In the U.S., more than 400,000 patients with end-stage renal disease (ESRD) require dialysis, and that number is projected to increase in the future. Managing ESRD is complex as many metabolic factors, such as iron and phosphorus, are out of balance. Phosphate retention and the resulting hyperphosphatemia in dialysis patients are typically associated with an increased risk of heart disease, bone disease, and death.
Most ESRD patients require chronic treatment with phosphate-binding agents to lower and maintain serum phosphorus at acceptable levels. In addition, iron can be severely depleted in dialyzed patients, who are often treated with intravenous (IV) iron and/or anemia medications, such as erythropoiesis-stimulating agents, to help boost the production of red blood cells.
Ferric citrate was approved by the FDA on September 5 and is indicated for the control of serum phosphorus levels in patients with CKD on dialysis.

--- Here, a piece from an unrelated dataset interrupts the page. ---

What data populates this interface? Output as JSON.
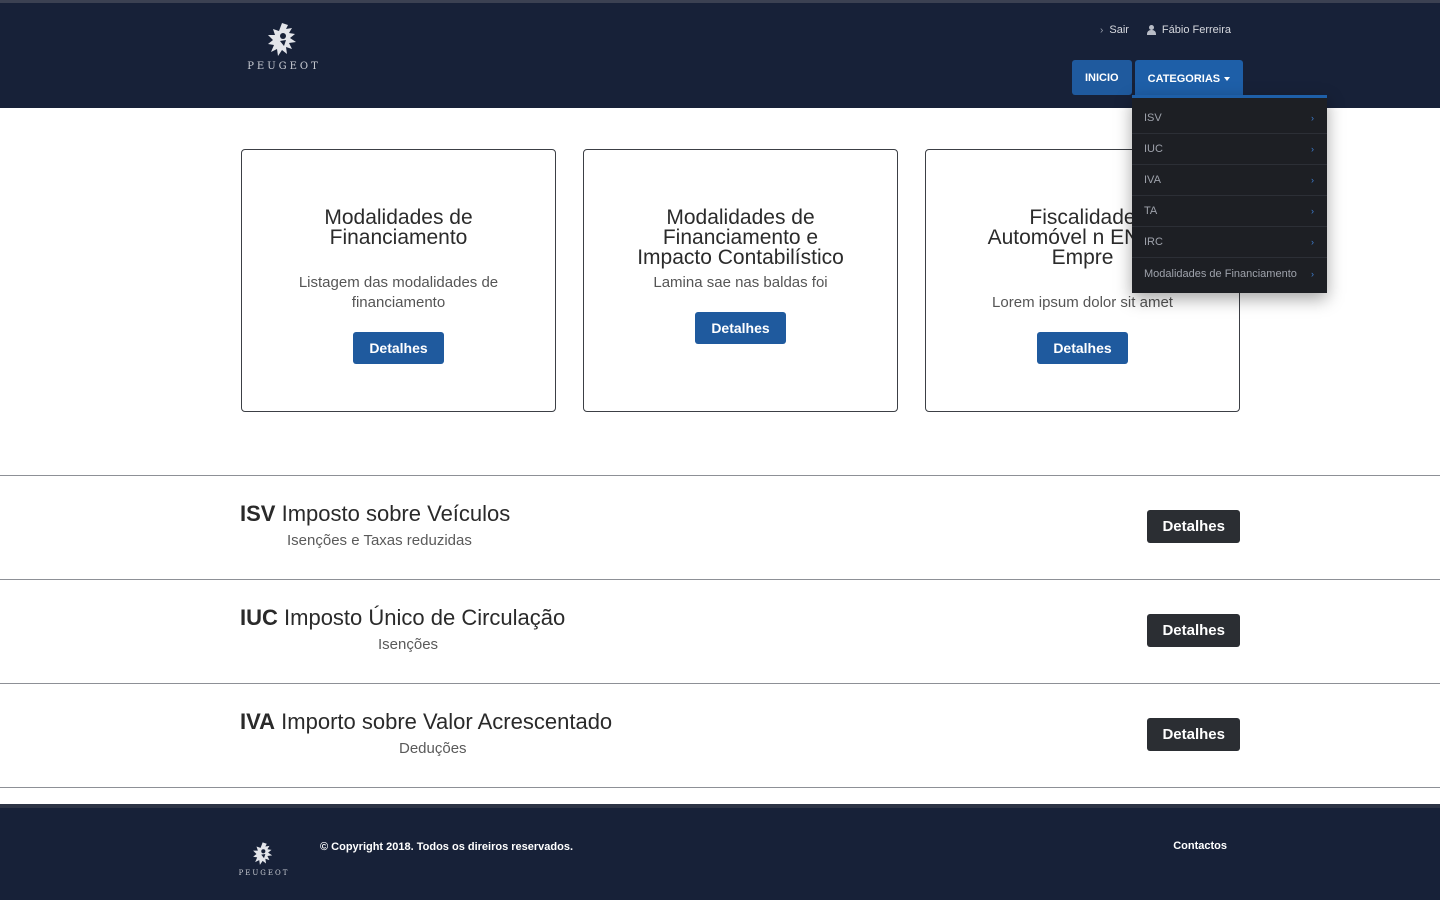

Keryx plans to make ferric citrate available to U.S. dialysis patients within approximately 3 months.
Ferric citrate is also being developed in the U.S. as a treatment for iron deficiency anemia in patients with stage-3 to stage-5 non–dialysis–dependent CKD. A pivotal phase III study in this indication is expected to begin in the coming weeks.
The labeling for ferric citrate includes a warning regarding the potential for iron overload. Physicians should monitor ferritin and TSAT, and should assess the need to reduce the dose of or discontinue IV iron therapy.